The Pleasant Reassurance of New Words

This weekend, I saw a post by Seth Godin with the title above.  I knew I was going to like it – I like all Seth’s posts, and I LOVED this title!  This is what I found:

It’s a lot easier for an organization to adopt new words than it is to actually change anything.  Real change is uncomfortable. If it’s not feeling that way, you’ve probably just adopted new words.”

Short, and very sweet!

Giving IT Principles “Teeth”

I’ve posted before on the power of Principles, and in particular on Principles as a Problem Solving Tool.   To recap, there are three keys to making IT Principles valuable:

  1. Pick a few (say between 3 and 9) ‘points of pain’ that you want to try to address.  By ‘points of pain’ I mean something that is a significant performance inhibitor – often, this will mean it keeps surfacing as a root cause of some important dysfunctionality.
  2. Come up with a simple, direct and unambiguous statement that FORCES A CHOICE that would resolve the pain point.
  3. (And this is THE MOST IMPORTANT KEY!) Identify what will have to change in order that behaviors will change to come into line with the Principle.

Let me provide an example.  You have constant tension and debate around how much of the IT budget gets sucked into maintenance.  You’ve had good success getting prioritization of major new initiatives based on business value, but it is ongoing maintenance of existing solutions that is nickel and diming you to death!  You drill into root causes, ask a lot of “why’s” and come up with the recognition that the planning for new initiatives never takes the full life cycle costs into account.

This meets key #1 above – it’s a real point of pain!  You come up with a new IT Principle as follows:

We manage all business solutions and technology investments based upon total value of ownership – including total life cycle costs.”

This meets key #2 above.  But this is where I feared that my client was going to stop.  And this is where Seth’s words of wisdom about words were so salient.  It was going to feel good to the client’s IT leadership team to draft the words in the Principles – to debate over the language.  I imagine that once they’d been agreed upon, they’d be printed on posters or perhaps handy wallet inserts.  And that somehow these words would change things.  They won’t.  We need to address key #3 – what will have to change for us to act in accordance with this principle?

What Has to Change?

As an example:

  • The total cost of ownership of an IT asset and its value-contribution must be periodically calculated and tracked over time.
  • Requires closer alignment between program planning, project estimating,  budgeting and benefits tracking processes.
  • The cost of a new system should include the cost to retire the system it replaces.
  • Application retirement must be an active process.
  • The total cost of ownership must include both the business and technology costs of developing, deploying, and operating business solutions.
  • Costs such as hardware, software, maintenance, security, monitoring, training and on-going support must be included in the total cost of ownership.

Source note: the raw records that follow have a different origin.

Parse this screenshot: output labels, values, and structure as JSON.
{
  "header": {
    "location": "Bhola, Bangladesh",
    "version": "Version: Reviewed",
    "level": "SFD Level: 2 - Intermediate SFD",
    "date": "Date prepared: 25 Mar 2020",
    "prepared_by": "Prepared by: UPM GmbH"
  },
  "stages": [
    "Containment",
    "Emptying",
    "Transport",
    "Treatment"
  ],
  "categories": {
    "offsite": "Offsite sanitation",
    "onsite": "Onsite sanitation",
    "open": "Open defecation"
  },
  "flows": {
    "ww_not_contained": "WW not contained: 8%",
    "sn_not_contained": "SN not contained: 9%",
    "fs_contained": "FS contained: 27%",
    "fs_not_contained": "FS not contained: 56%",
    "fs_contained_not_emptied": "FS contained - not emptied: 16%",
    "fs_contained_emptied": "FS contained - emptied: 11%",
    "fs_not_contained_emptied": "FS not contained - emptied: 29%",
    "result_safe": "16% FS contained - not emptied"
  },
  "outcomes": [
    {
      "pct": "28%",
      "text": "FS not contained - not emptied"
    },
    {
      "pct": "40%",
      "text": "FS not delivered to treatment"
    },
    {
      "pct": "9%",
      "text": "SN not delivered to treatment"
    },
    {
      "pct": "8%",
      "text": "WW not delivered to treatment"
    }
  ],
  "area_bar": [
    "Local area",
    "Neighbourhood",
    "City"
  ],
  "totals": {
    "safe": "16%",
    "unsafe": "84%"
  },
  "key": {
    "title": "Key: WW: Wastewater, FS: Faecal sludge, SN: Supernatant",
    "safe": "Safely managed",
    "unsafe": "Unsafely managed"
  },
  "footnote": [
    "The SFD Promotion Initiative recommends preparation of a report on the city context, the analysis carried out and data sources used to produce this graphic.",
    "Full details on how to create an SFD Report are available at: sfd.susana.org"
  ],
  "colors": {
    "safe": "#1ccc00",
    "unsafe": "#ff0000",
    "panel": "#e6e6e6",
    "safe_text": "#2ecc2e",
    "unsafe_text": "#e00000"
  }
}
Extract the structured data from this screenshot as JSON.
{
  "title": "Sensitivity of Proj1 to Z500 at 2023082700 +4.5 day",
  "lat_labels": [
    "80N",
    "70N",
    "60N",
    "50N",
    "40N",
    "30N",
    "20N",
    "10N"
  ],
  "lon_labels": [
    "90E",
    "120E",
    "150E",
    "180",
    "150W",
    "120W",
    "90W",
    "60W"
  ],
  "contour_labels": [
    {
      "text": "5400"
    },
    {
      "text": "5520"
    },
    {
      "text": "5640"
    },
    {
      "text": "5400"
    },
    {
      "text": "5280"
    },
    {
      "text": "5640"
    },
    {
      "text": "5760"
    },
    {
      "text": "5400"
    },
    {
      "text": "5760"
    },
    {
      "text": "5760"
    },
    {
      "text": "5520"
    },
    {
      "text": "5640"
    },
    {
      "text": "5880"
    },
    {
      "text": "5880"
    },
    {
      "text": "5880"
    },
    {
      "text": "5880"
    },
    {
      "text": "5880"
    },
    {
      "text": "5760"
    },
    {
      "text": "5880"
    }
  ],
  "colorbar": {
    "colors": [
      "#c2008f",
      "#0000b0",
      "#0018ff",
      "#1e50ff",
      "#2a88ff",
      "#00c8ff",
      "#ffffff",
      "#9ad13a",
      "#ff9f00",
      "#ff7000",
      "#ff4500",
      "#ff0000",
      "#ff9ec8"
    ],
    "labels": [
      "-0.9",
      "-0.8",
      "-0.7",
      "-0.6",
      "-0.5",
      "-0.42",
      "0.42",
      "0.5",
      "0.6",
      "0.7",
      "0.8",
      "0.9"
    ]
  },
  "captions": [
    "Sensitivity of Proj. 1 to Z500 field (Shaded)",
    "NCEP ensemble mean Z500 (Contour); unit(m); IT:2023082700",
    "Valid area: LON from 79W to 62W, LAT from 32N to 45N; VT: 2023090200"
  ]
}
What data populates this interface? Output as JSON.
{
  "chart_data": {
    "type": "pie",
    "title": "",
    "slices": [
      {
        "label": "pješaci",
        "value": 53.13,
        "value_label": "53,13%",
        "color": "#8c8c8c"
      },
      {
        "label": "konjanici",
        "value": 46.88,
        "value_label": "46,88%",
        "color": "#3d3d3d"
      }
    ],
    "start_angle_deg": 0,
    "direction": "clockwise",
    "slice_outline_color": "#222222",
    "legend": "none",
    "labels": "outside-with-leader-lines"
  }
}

These changes will have implications for business-IT governance processes, structures and reporting.  There may need to be new Policies.  There may need to be changes to rewards and recognition.  There may need to be changes to IT audit procedures.  And so on.

Remember, as powerful as words can be, they usually need the strength of structural, process, governance, rewards and recognition change to bring them to reality.  What say you about this?